Someone asked me this week if I miss my old job. In the 6 months since I left my post as Senior Countryside Officer I can honestly say: Not one bit. Don’t get me wrong, I’m immensely grateful for the 6 years I spent working for Walsall Council. I had an amazingly supportive boss and incredible colleagues, and I was basically allowed to do what I wanted with the job. Each person in the role approached it differently, and for me, that meant science events, stargazing, bushcraft, basketry, peregrines, amphibians, bats, urban ecology and lots and lots of social media.
I spent almost the entire 6 years there at risk of redundancy; justifying my own existence; quantifying my worth, and watching my colleagues do the same, but in spite of that I loved the job.
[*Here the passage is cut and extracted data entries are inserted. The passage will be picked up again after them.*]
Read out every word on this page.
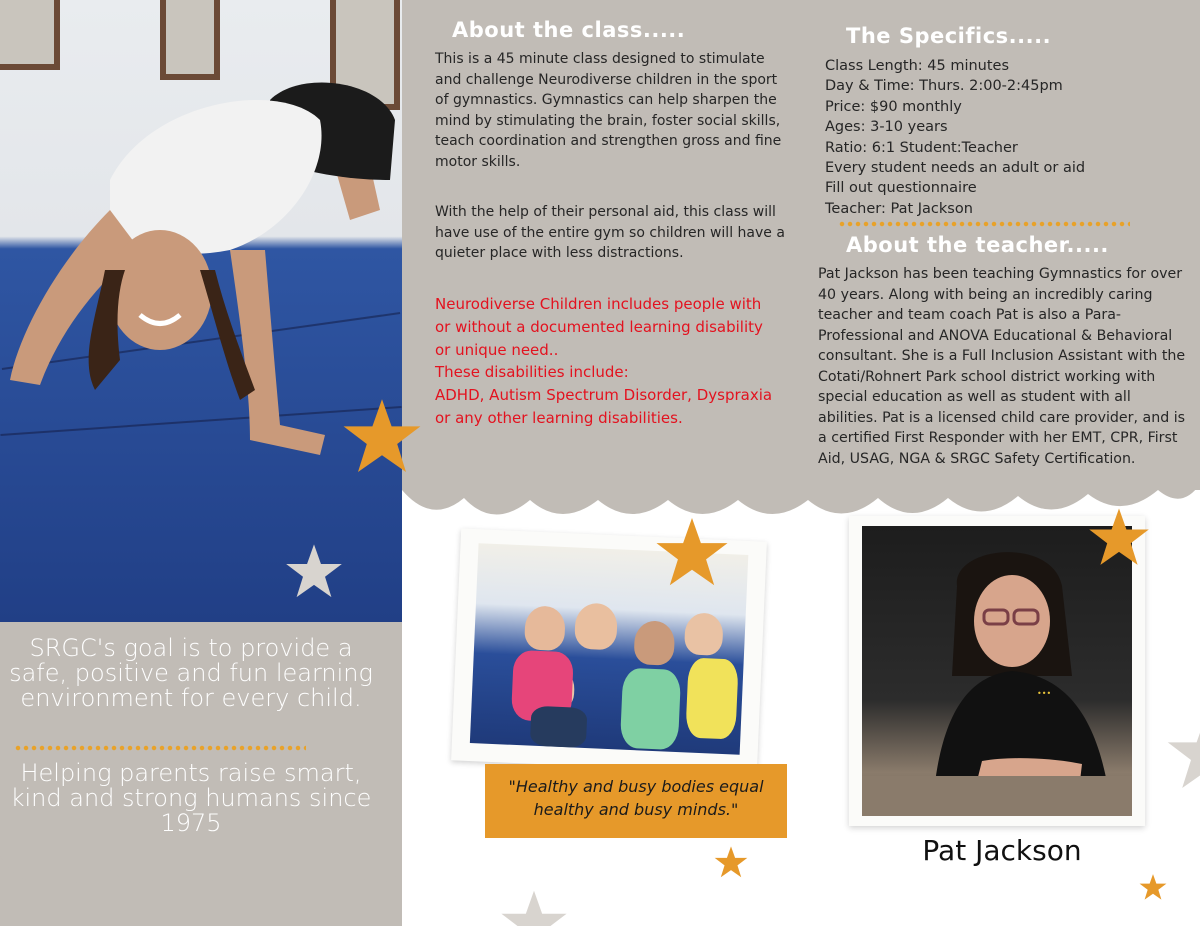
SRGC's goal is to provide a safe, positive and fun learning environment for every child.
Helping parents raise smart, kind and strong humans since 1975
About the class.....

This is a 45 minute class designed to stimulate and challenge Neurodiverse children in the sport of gymnastics. Gymnastics can help sharpen the mind by stimulating the brain, foster social skills, teach coordination and strengthen gross and fine motor skills.

With the help of their personal aid, this class will have use of the entire gym so children will have a quieter place with less distractions.

Neurodiverse Children includes people with or without a documented learning disability or unique need..

These disabilities include:

ADHD, Autism Spectrum Disorder, Dyspraxia or any other learning disabilities.

The Specifics.....
Class Length: 45 minutes
Day & Time: Thurs. 2:00-2:45pm
Price: $90 monthly
Ages: 3-10 years
Ratio: 6:1 Student:Teacher
Every student needs an adult or aid
Fill out questionnaire
Teacher: Pat Jackson
About the teacher.....

Pat Jackson has been teaching Gymnastics for over 40 years. Along with being an incredibly caring teacher and team coach Pat is also a Para-Professional and ANOVA Educational & Behavioral consultant. She is a Full Inclusion Assistant with the Cotati/Rohnert Park school district working with special education as well as student with all abilities. Pat is a licensed child care provider, and is a certified First Responder with her EMT, CPR, First Aid, USAG, NGA & SRGC Safety Certification.

"Healthy and busy bodies equal healthy and busy minds."
•••
Pat Jackson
I really loved the job.
I think I was pretty good at it. I certainly had fun, made friends, grew as a person. I don’t know what really changed, but by about a year ago, I knew that it was time to leave. Of course I can list the logical reasons why I couldn’t stay: job insecurity, I had hit the ceiling as far as job progression (unless I wanted chaining to a desk), lack of personal and professional development… but it wasn’t that. I just knew something had to give.
I’m not entirely sure what the catalyst was, but somehow the last 6 months have meant a complete change in life for me, of my own choosing: I changed jobs, moved house, ended a 15-year relationship and have basically voluntarily upended my life. (Of course the little voice in my ear whispering the words midlife crisis is there, but I’ve always been the type of person who can cut their losses and start again, so I genuinely don’t think that’s what’s going on.)
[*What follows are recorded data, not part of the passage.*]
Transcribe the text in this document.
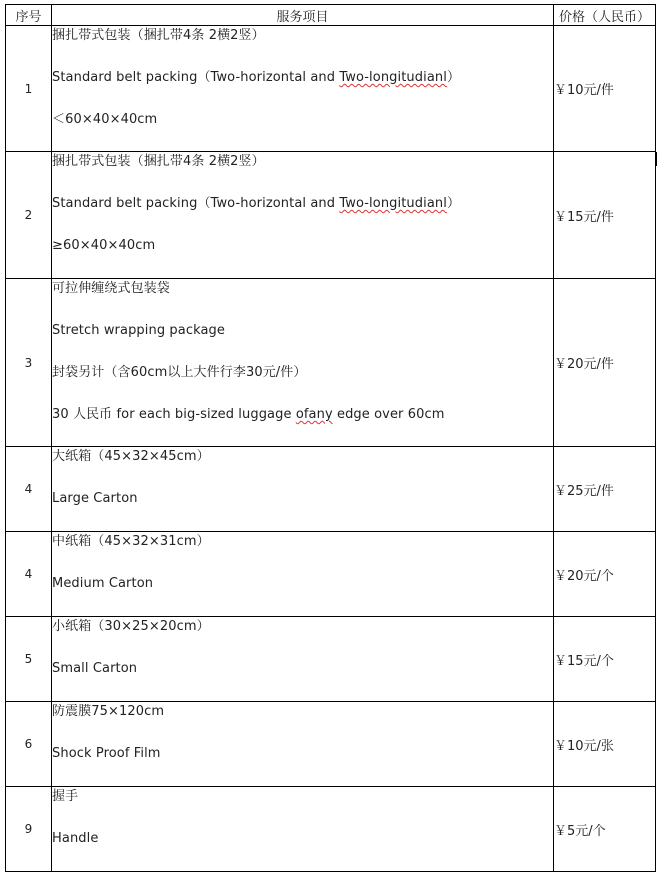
序号	服务项目	价格（人民币）
1	捆扎带式包装（捆扎带4条 2横2竖）
Standard belt packing（Two-horizontal and Two-longitudianl）
＜60×40×40cm	￥10元/件
2	捆扎带式包装（捆扎带4条 2横2竖）
Standard belt packing（Two-horizontal and Two-longitudianl）
≥60×40×40cm	￥15元/件
3	可拉伸缠绕式包装袋
Stretch wrapping package
封袋另计（含60cm以上大件行李30元/件）
30 人民币 for each big-sized luggage ofany edge over 60cm	￥20元/件
4	大纸箱（45×32×45cm）
Large Carton	￥25元/件
4	中纸箱（45×32×31cm）
Medium Carton	￥20元/个
5	小纸箱（30×25×20cm）
Small Carton	￥15元/个
6	防震膜75×120cm
Shock Proof Film	￥10元/张
9	握手
Handle	￥5元/个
As Ray Bradbury put it: I pack up my dinosaurs and leave.
So I’m wondering why I’m not scared. I’m wondering why I’m not sad. And here’s the rub: I think that, finally, I am comfortable in my own skin. No small feat for the girl who, 25 years ago, was a risk-taking, self-harming runaway, hitch-hiking across the USA.
You often hear it said: What advice would you give to your younger self? – What would I say to that headstrong and reckless 16-year old? The temptation to start talking about being true to yourself, to cultivate good friendships and prioritise your family, etc is a strong one, but you know what? I know from experience she’ll get there in the end.
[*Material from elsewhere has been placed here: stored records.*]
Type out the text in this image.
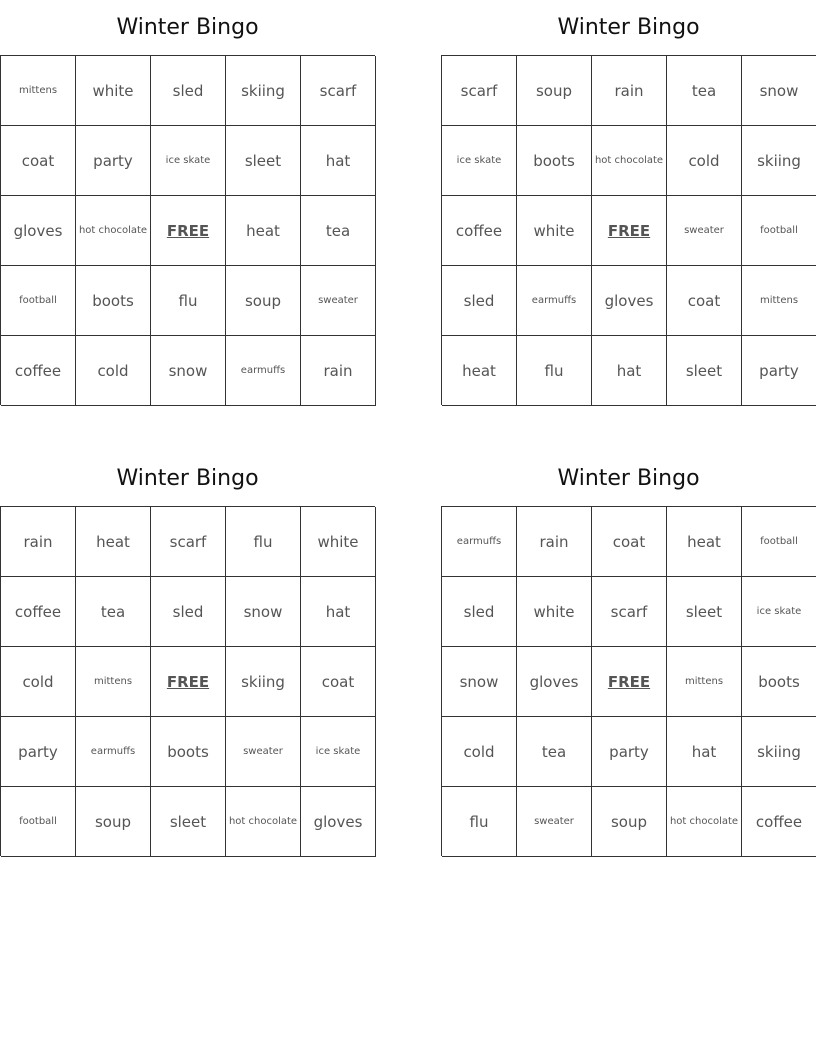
Winter Bingo
mittens	white	sled	skiing	scarf
coat	party	ice skate	sleet	hat
gloves	hot chocolate	FREE	heat	tea
football	boots	flu	soup	sweater
coffee	cold	snow	earmuffs	rain
Winter Bingo
scarf	soup	rain	tea	snow
ice skate	boots	hot chocolate	cold	skiing
coffee	white	FREE	sweater	football
sled	earmuffs	gloves	coat	mittens
heat	flu	hat	sleet	party
Winter Bingo
rain	heat	scarf	flu	white
coffee	tea	sled	snow	hat
cold	mittens	FREE	skiing	coat
party	earmuffs	boots	sweater	ice skate
football	soup	sleet	hot chocolate	gloves
Winter Bingo
earmuffs	rain	coat	heat	football
sled	white	scarf	sleet	ice skate
snow	gloves	FREE	mittens	boots
cold	tea	party	hat	skiing
flu	sweater	soup	hot chocolate	coffee
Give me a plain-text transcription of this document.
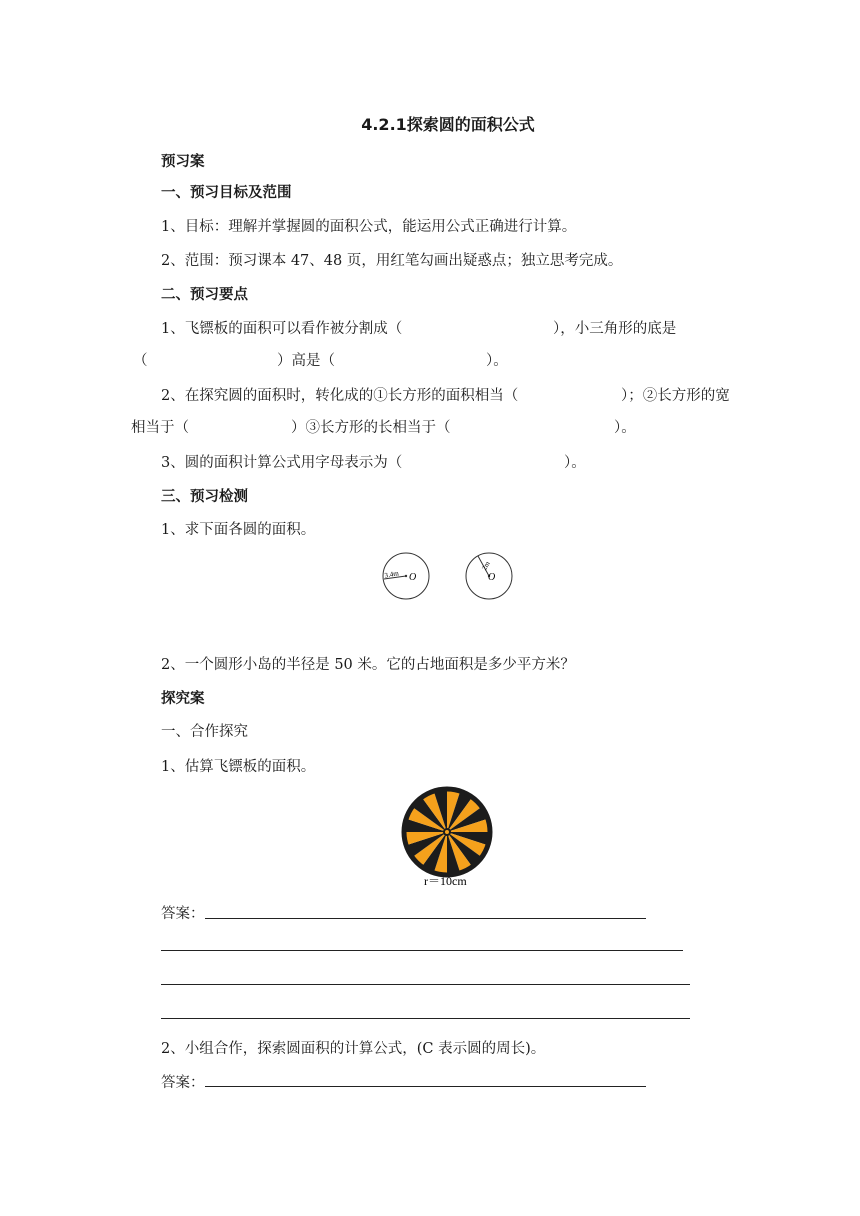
4.2.1探索圆的面积公式
预习案
一、预习目标及范围
1、目标：理解并掌握圆的面积公式，能运用公式正确进行计算。
2、范围：预习课本 47、48 页，用红笔勾画出疑惑点；独立思考完成。
二、预习要点
1、飞镖板的面积可以看作被分割成（	），小三角形的底是
（	）高是（	）。
2、在探究圆的面积时，转化成的①长方形的面积相当（	）；②长方形的宽
相当于（	）③长方形的长相当于（	）。
3、圆的面积计算公式用字母表示为（	）。
三、预习检测
1、求下面各圆的面积。
3.4m O
2m
O
2、一个圆形小岛的半径是 50 米。它的占地面积是多少平方米？
探究案
一、合作探究
1、估算飞镖板的面积。
r＝10cm
答案：
2、小组合作，探索圆面积的计算公式，(C 表示圆的周长)。
答案：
So what would I say to her? Not a fucking thing. I’d listen to her, because she was brave and she was passionate, and these days I could learn a trick or two from her. As put so well by Tolkien’s Galadriel: …some things that should not have been forgotten were lost.
So, you know what? I don’t miss my old job. I don’t miss my old life. And I don’t have any regrets. I’m prioritising. I’m attempting to live life unapologetically. I’m bringing back the things that used to mean so much to me that I’d set aside, and learning to let go of everything else.